Every few months, the internet circles back to its favorite sport: policing women’s bodies. This time, it kicked off with a post on X that read, “What if I told you we could fix the birth rates with the return of knee-high and thigh-high socks.” Because, obviously, thigh-high socks are the missing policy solution and not, say, the crumbling state of reproductive healthcare or the fact that women are exhausted. Someone else responded, “The declining birth rate isn’t because men don’t want to fuck. It’s because women don’t want to have kids… ask any under-30 woman if they want children. Most will say no.” And the response that really set everything off: “I’ve had multiple women in NYC tell me they don’t want to get pregnant because they’re afraid of what it will do to their body.” Cue outrage, think pieces, and men in the replies insisting women are shallow for not wanting to “ruin their bodies.”

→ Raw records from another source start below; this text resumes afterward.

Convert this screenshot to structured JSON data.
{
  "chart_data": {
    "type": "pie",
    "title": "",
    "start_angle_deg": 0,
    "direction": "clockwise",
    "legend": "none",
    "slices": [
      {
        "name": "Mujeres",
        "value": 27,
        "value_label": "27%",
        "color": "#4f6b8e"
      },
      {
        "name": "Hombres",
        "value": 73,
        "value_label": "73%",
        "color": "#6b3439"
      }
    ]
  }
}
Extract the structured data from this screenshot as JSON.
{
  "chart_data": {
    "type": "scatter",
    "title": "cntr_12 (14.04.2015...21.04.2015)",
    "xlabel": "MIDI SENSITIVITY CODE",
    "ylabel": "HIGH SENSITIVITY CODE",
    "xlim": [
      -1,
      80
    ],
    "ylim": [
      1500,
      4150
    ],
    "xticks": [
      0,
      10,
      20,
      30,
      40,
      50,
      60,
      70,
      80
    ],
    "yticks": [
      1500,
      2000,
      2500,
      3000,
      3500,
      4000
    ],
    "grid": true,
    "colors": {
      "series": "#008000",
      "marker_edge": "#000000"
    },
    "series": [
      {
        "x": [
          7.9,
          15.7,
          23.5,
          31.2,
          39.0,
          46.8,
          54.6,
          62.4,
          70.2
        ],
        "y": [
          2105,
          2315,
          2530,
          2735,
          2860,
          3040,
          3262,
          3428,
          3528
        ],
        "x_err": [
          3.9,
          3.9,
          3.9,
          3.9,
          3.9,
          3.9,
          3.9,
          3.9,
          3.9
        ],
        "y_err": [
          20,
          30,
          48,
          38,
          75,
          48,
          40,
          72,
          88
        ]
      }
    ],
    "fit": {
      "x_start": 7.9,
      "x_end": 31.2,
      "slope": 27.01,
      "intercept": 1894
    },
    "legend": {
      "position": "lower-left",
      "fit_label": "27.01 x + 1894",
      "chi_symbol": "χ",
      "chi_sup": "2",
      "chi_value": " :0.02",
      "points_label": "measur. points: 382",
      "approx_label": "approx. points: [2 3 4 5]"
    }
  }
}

So let’s be very clear: women don’t need a reason to not want kids. Not wanting to be a mother is a full sentence. But if we’re going to talk about pregnancy, then yes, we’re going to talk about what it actually does to women’s bodies — and spoiler alert, it’s not vanity to be afraid. Because pregnancy is not just glowing skin, baby showers, and quirky cravings. Pregnancy can be frightening. It can change your body permanently, alter your health, and — if you live in the United States — it can kill you. Literally.

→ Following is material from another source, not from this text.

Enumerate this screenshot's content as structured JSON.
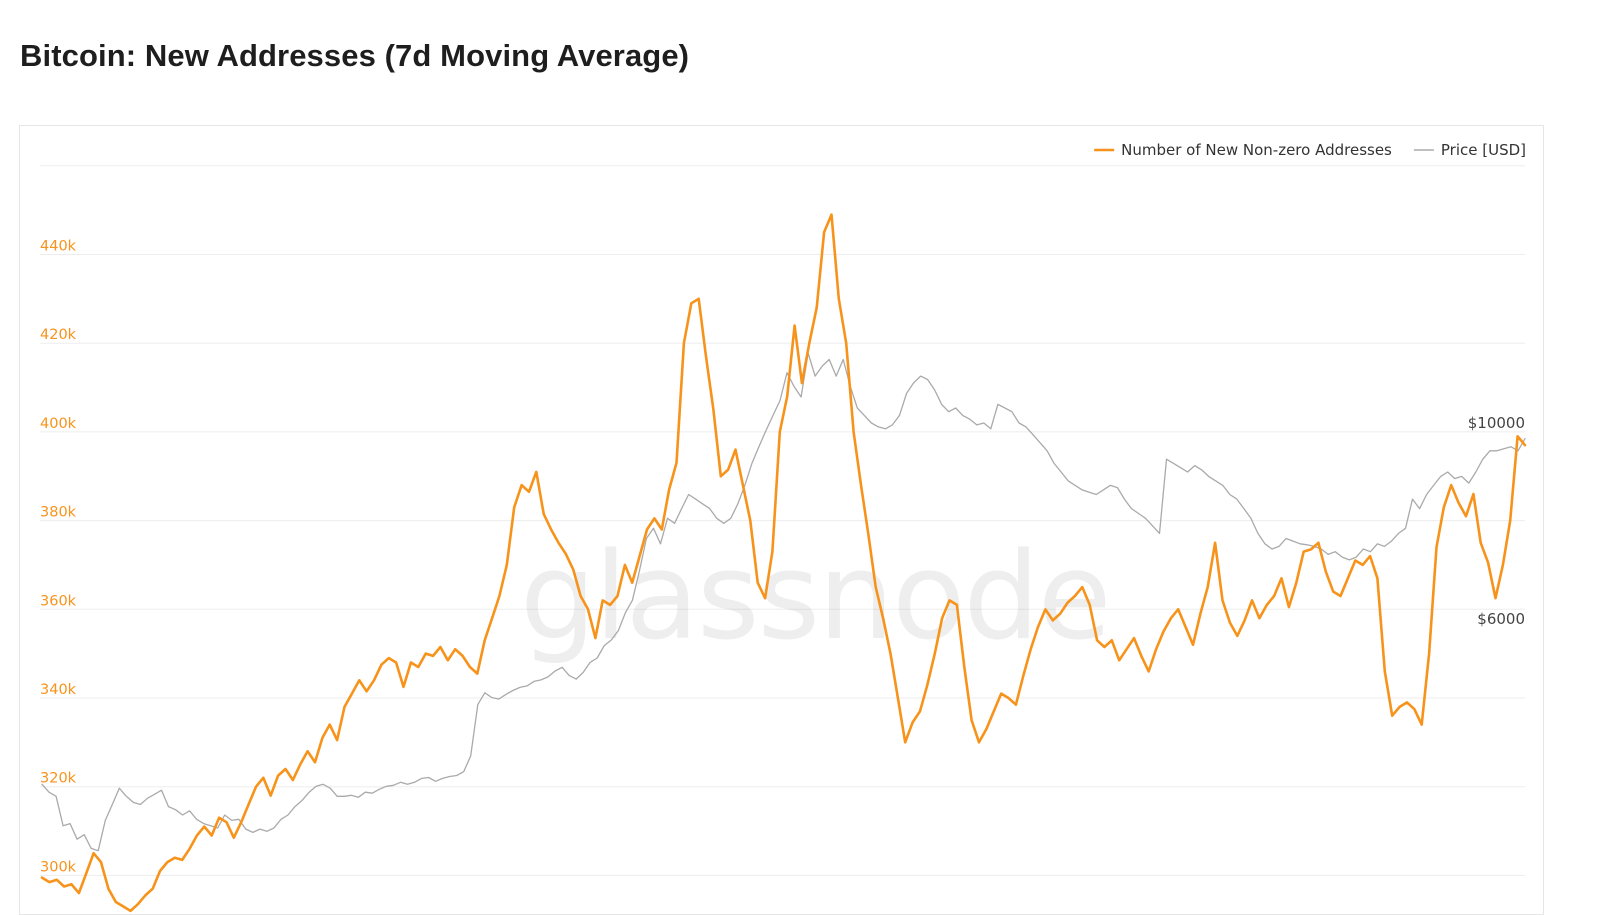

Of course, there are cosmetic changes that people love to mock or minimize. Your nose can swell and widen because blood volume skyrockets during pregnancy. Fluid retention can puff up your face. Your hips expand to make room for an entirely new human. You gain weight because your body builds a placenta, grows extra blood, holds amniotic fluid, and literally reshapes your organs. Skin can darken in patches, stretch marks tear across your hips and stomach, and your hair texture can change. Some women even experience loose or shifting teeth due to hormonal changes that soften ligaments in the gums — yes, your teeth can literally feel like they’re wobbling. And that’s still the light stuff.

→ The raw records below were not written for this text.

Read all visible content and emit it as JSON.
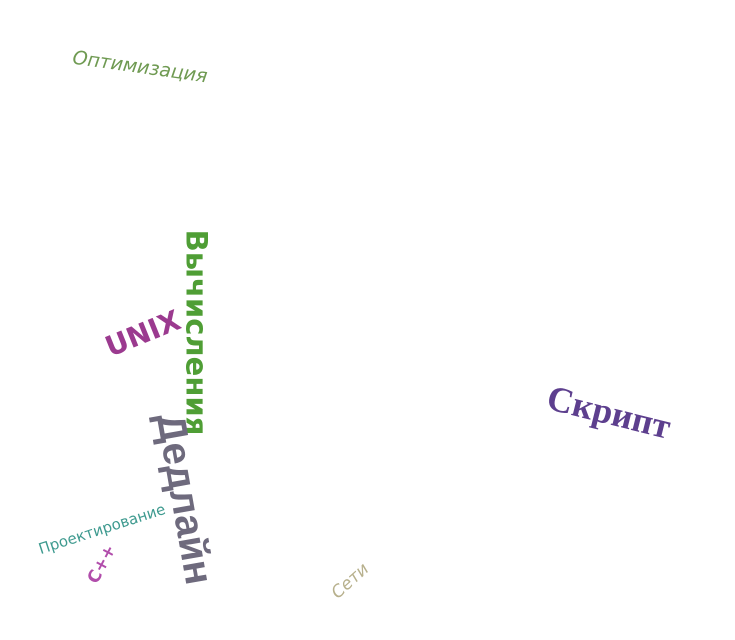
{
  "words": {
    "optimization": {
      "text": "Оптимизация",
      "color": "#6f9a52",
      "rotation_deg": 8
    },
    "computations": {
      "text": "Вычисления",
      "color": "#4f9e35",
      "rotation_deg": 90
    },
    "unix": {
      "text": "UNIX",
      "color": "#9b3a8f",
      "rotation_deg": -22
    },
    "deadline": {
      "text": "Дедлайн",
      "color": "#6e6a7d",
      "rotation_deg": 80
    },
    "design": {
      "text": "Проектирование",
      "color": "#3e9a8f",
      "rotation_deg": -18
    },
    "cpp": {
      "text": "C++",
      "color": "#b14dab",
      "rotation_deg": -62
    },
    "networks": {
      "text": "Сети",
      "color": "#b7b08c",
      "rotation_deg": -42
    },
    "script": {
      "text": "Скрипт",
      "color": "#5d3f8e",
      "rotation_deg": 14
    }
  }
}
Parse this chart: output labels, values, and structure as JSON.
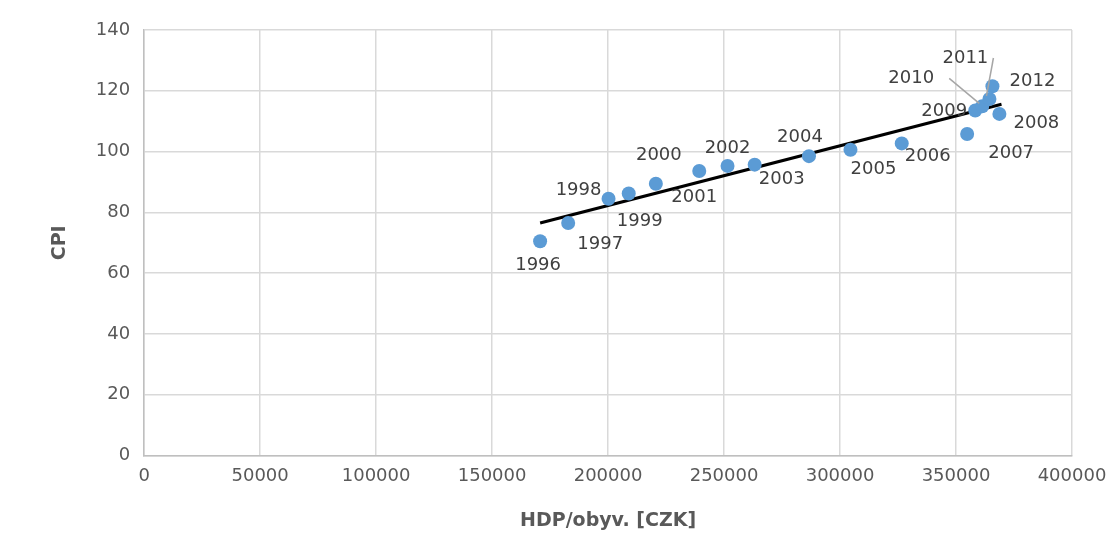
{
  "chart_data": {
    "type": "scatter",
    "xlabel": "HDP/obyv. [CZK]",
    "ylabel": "CPI",
    "xlim": [
      0,
      400000
    ],
    "xticks": [
      0,
      50000,
      100000,
      150000,
      200000,
      250000,
      300000,
      350000,
      400000
    ],
    "ylim": [
      0,
      140
    ],
    "yticks": [
      0,
      20,
      40,
      60,
      80,
      100,
      120,
      140
    ],
    "grid": true,
    "legend": false,
    "series": [
      {
        "color": "#5b9bd5",
        "marker": "circle",
        "x": [
          170700,
          182800,
          200200,
          208900,
          220600,
          239300,
          251500,
          263200,
          286600,
          304500,
          326600,
          354800,
          368700,
          358300,
          361300,
          364400,
          365700
        ],
        "values": [
          70.5,
          76.5,
          84.5,
          86.2,
          89.4,
          93.6,
          95.3,
          95.7,
          98.5,
          100.6,
          102.7,
          105.8,
          112.4,
          113.5,
          114.9,
          117.3,
          121.5
        ]
      },
      {
        "type": "line",
        "color": "#000000",
        "marker": "none",
        "line_style": "solid",
        "x": [
          170700,
          369600
        ],
        "values": [
          76.5,
          115.6
        ]
      }
    ],
    "annotations": [
      {
        "text": "1996",
        "x": 170700,
        "y": 70.5
      },
      {
        "text": "1997",
        "x": 182800,
        "y": 76.5
      },
      {
        "text": "1998",
        "x": 200200,
        "y": 84.5
      },
      {
        "text": "1999",
        "x": 208900,
        "y": 86.2
      },
      {
        "text": "2000",
        "x": 220600,
        "y": 89.4
      },
      {
        "text": "2001",
        "x": 239300,
        "y": 93.6
      },
      {
        "text": "2002",
        "x": 251500,
        "y": 95.3
      },
      {
        "text": "2003",
        "x": 263200,
        "y": 95.7
      },
      {
        "text": "2004",
        "x": 286600,
        "y": 98.5
      },
      {
        "text": "2005",
        "x": 304500,
        "y": 100.6
      },
      {
        "text": "2006",
        "x": 326600,
        "y": 102.7
      },
      {
        "text": "2007",
        "x": 354800,
        "y": 105.8
      },
      {
        "text": "2008",
        "x": 368700,
        "y": 112.4
      },
      {
        "text": "2009",
        "x": 358300,
        "y": 113.5
      },
      {
        "text": "2010",
        "x": 361300,
        "y": 114.9
      },
      {
        "text": "2011",
        "x": 364400,
        "y": 117.3
      },
      {
        "text": "2012",
        "x": 365700,
        "y": 121.5
      }
    ]
  }
}
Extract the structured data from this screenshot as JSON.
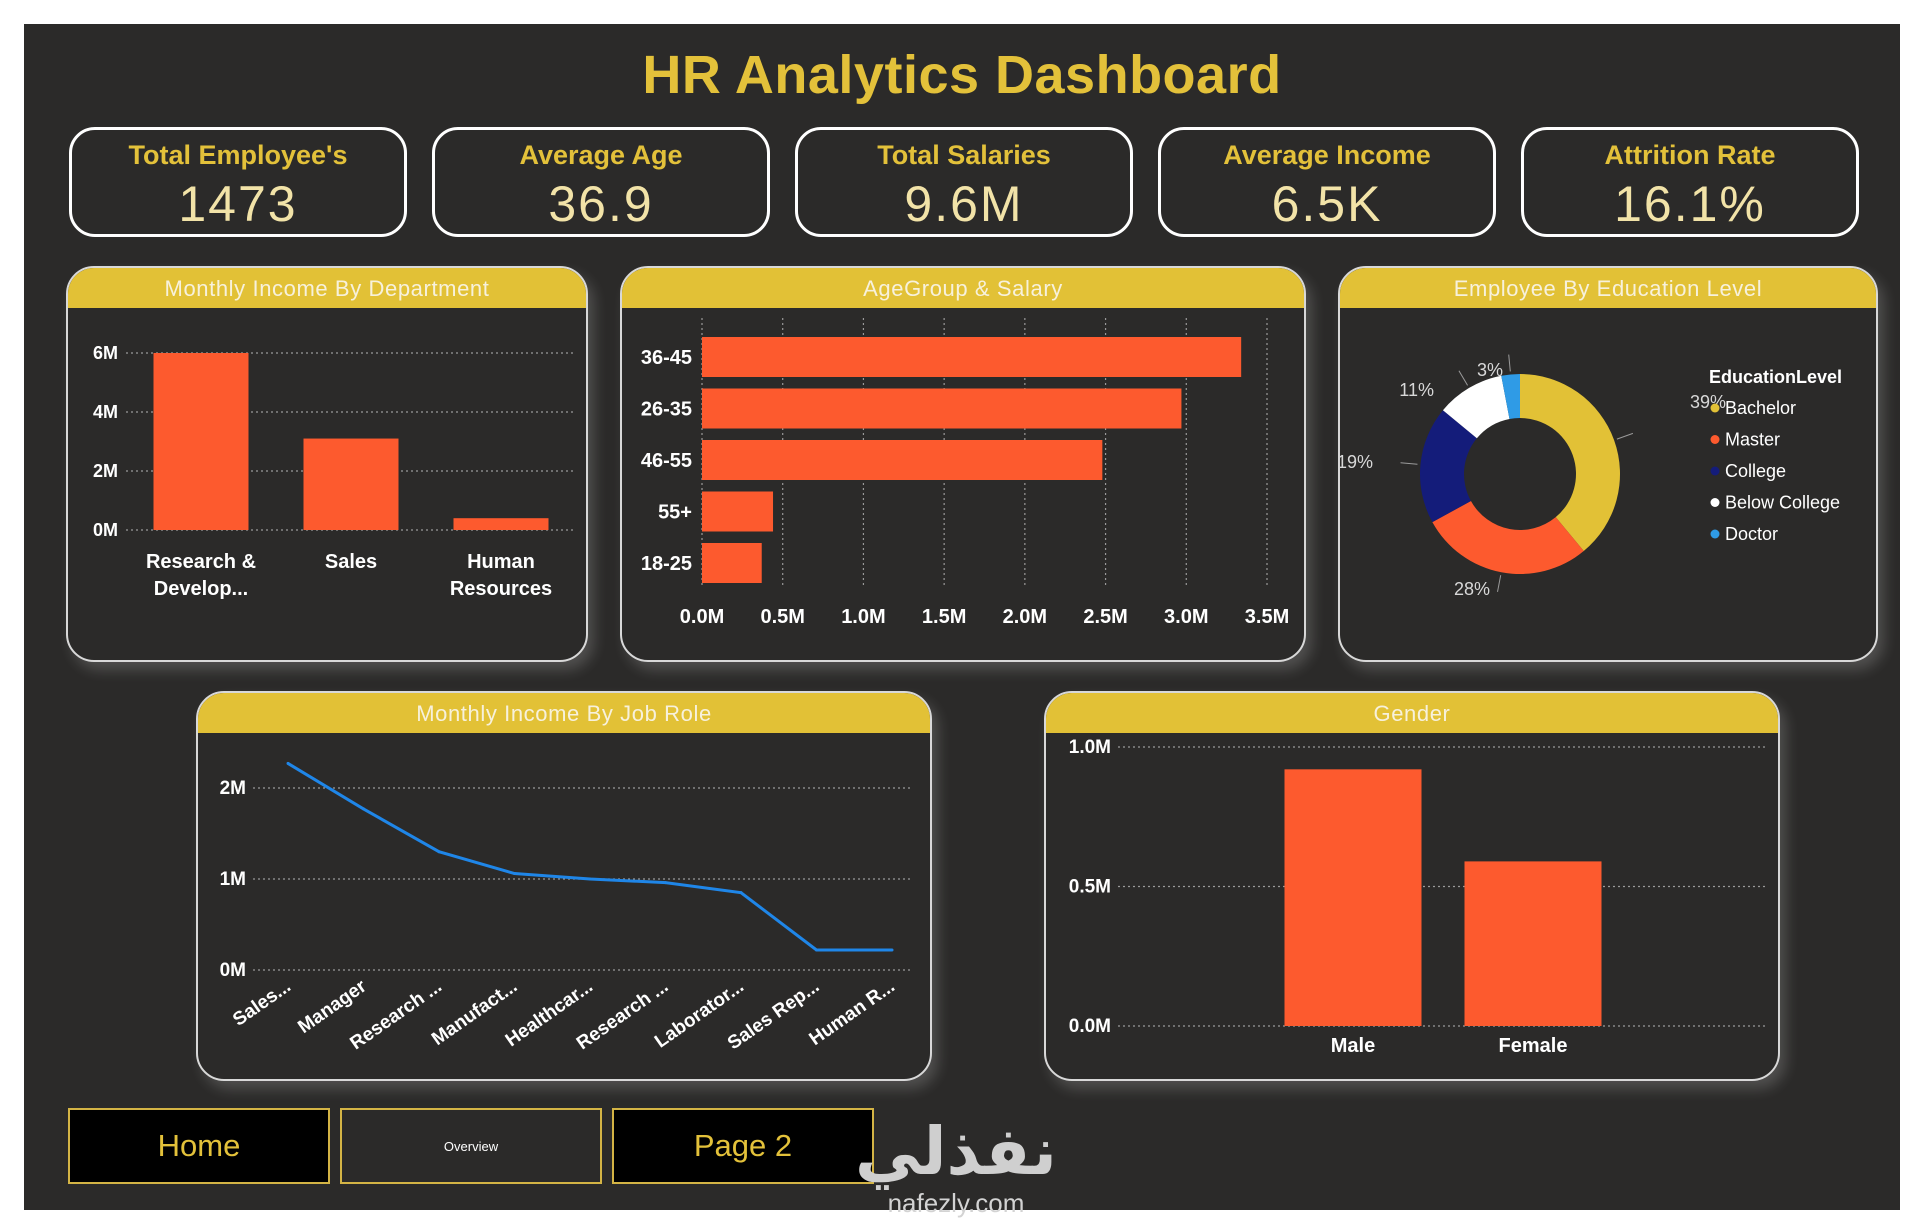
{
  "dashboard": {
    "title": "HR Analytics Dashboard"
  },
  "kpis": [
    {
      "label": "Total Employee's",
      "value": "1473"
    },
    {
      "label": "Average Age",
      "value": "36.9"
    },
    {
      "label": "Total Salaries",
      "value": "9.6M"
    },
    {
      "label": "Average Income",
      "value": "6.5K"
    },
    {
      "label": "Attrition Rate",
      "value": "16.1%"
    }
  ],
  "colors": {
    "accent": "#e2c136",
    "bar": "#fd5a2e",
    "line": "#1f86e8",
    "background": "#2b2a29",
    "bachelor": "#e2c136",
    "master": "#fd5a2e",
    "college": "#141c7a",
    "below_college": "#ffffff",
    "doctor": "#2f9be6"
  },
  "nav": {
    "home": "Home",
    "overview": "Overview",
    "page2": "Page 2"
  },
  "watermark": {
    "arabic": "نفذلي",
    "latin": "nafezly.com"
  },
  "chart_data": [
    {
      "id": "dept",
      "type": "bar",
      "title": "Monthly Income By Department",
      "categories": [
        "Research & Develop...",
        "Sales",
        "Human Resources"
      ],
      "category_lines": [
        [
          "Research &",
          "Develop..."
        ],
        [
          "Sales"
        ],
        [
          "Human",
          "Resources"
        ]
      ],
      "values": [
        6.0,
        3.1,
        0.4
      ],
      "unit": "M",
      "ylim": [
        0,
        6
      ],
      "yticks": [
        0,
        2,
        4,
        6
      ],
      "ytick_labels": [
        "0M",
        "2M",
        "4M",
        "6M"
      ],
      "grid": true
    },
    {
      "id": "age",
      "type": "bar",
      "orientation": "horizontal",
      "title": "AgeGroup & Salary",
      "categories": [
        "36-45",
        "26-35",
        "46-55",
        "55+",
        "18-25"
      ],
      "values": [
        3.34,
        2.97,
        2.48,
        0.44,
        0.37
      ],
      "unit": "M",
      "xlim": [
        0,
        3.5
      ],
      "xticks": [
        0,
        0.5,
        1.0,
        1.5,
        2.0,
        2.5,
        3.0,
        3.5
      ],
      "xtick_labels": [
        "0.0M",
        "0.5M",
        "1.0M",
        "1.5M",
        "2.0M",
        "2.5M",
        "3.0M",
        "3.5M"
      ],
      "grid": true
    },
    {
      "id": "edu",
      "type": "pie",
      "style": "donut",
      "title": "Employee By Education Level",
      "legend_title": "EducationLevel",
      "legend_position": "right",
      "categories": [
        "Bachelor",
        "Master",
        "College",
        "Below College",
        "Doctor"
      ],
      "values": [
        39,
        28,
        19,
        11,
        3
      ],
      "value_labels": [
        "39%",
        "28%",
        "19%",
        "11%",
        "3%"
      ]
    },
    {
      "id": "role",
      "type": "line",
      "title": "Monthly Income By Job Role",
      "categories": [
        "Sales...",
        "Manager",
        "Research ...",
        "Manufact...",
        "Healthcar...",
        "Research ...",
        "Laborator...",
        "Sales Rep...",
        "Human R..."
      ],
      "values": [
        2.27,
        1.77,
        1.3,
        1.06,
        1.0,
        0.96,
        0.85,
        0.22,
        0.22
      ],
      "unit": "M",
      "ylim": [
        0,
        2
      ],
      "yticks": [
        0,
        1,
        2
      ],
      "ytick_labels": [
        "0M",
        "1M",
        "2M"
      ],
      "grid": true
    },
    {
      "id": "gender",
      "type": "bar",
      "title": "Gender",
      "categories": [
        "Male",
        "Female"
      ],
      "values": [
        0.92,
        0.59
      ],
      "unit": "M",
      "ylim": [
        0,
        1.0
      ],
      "yticks": [
        0,
        0.5,
        1.0
      ],
      "ytick_labels": [
        "0.0M",
        "0.5M",
        "1.0M"
      ],
      "grid": true
    }
  ]
}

The serious part is what people love to gloss over with “but it’s all worth it.” In 2023, when the entire world was seeing a decrease in maternal mortality rates, the U.S. was one of the seven countries where there was a significant increase in the death of mothers due to pregnancy. Maternal mortality is not a historical problem, it’s here, right now, happening to women who went in expecting to come home with a newborn and instead never made it home at all. And the complications aren’t minor. Try preeclampsia, which can cause seizures, strokes, or organ failure. Postpartum hemorrhage, where you bleed so much your body starts to shut down. Blood clots. Infections. Heart failure because pregnancy can strain the cardiovascular system to a breaking point. Women develop gestational diabetes that can permanently alter their health. Pelvic floor trauma that makes sex painful and peeing involuntarily a new hobby. Pregnancy isn’t just a lifestyle choice — it is a medical risk.
And if you’re a woman of color, especially Black or Indigenous, that risk triples. Black women in the U.S. are three to four times more likely to die during pregnancy or childbirth than white women, even when accounting for income and education. Serena Williams literally had to beg medical professionals to listen when she felt something was wrong after giving birth. Women of color don’t just fear pregnancy, they fear the doctors who might ignore their pain, dismiss their symptoms, or kill them with negligence. So when someone says, “I don’t want to get pregnant because I’m scared,” that’s not melodrama. That’s historical memory and cold, hard facts.
Pile onto the current cultural dystopia where men online have taken a hard right into “red-pill” misogyny. tMore often than not, the same men who say women’s purpose is to give birth are also the ones who degrade mothers for “letting themselves go” and fetishize women who look 19 forever. And while this is happening, the government isn’t exactly reassuring, either. Under the Trump administration, we saw the rollback of Roe v. Wade protections, attempts to restrict birth control access, funding cuts to Planned Parenthood, and support for laws that allow doctors to refuse care based on “morals.” States across the country now have abortion bans so extreme that women are being turned away from hospitals while miscarrying because doctors fear legal consequences more than they fear letting women die. We are living in a time where women are told to have more babies while simultaneously being denied autonomy, healthcare, and safety. Do you want to rip your hair out right now as much as I do??
So no, this isn’t just about vanity or “bouncing back.” It’s about bodily autonomy. It’s about survival. It’s about looking at the statistics and saying, actually, I don’t want to risk death, disability, or lifelong trauma for a baby I never asked for. And you shouldn’t need to justify that to anyone. Whether you want kids, don’t want kids, or are still figuring it out — the choice should be yours, and it should be safe. But right now, for a lot of women, it doesn’t feel safe. It feels like stepping into a system that might celebrate your pregnancy but doesn’t care if you make it out alive.
So if women are saying they’re scared — of pregnancy, of doctors, of men, of losing their teeth, their lives, or their rights — maybe the answer isn’t thigh-high socks. Maybe the answer is to shut up and listen.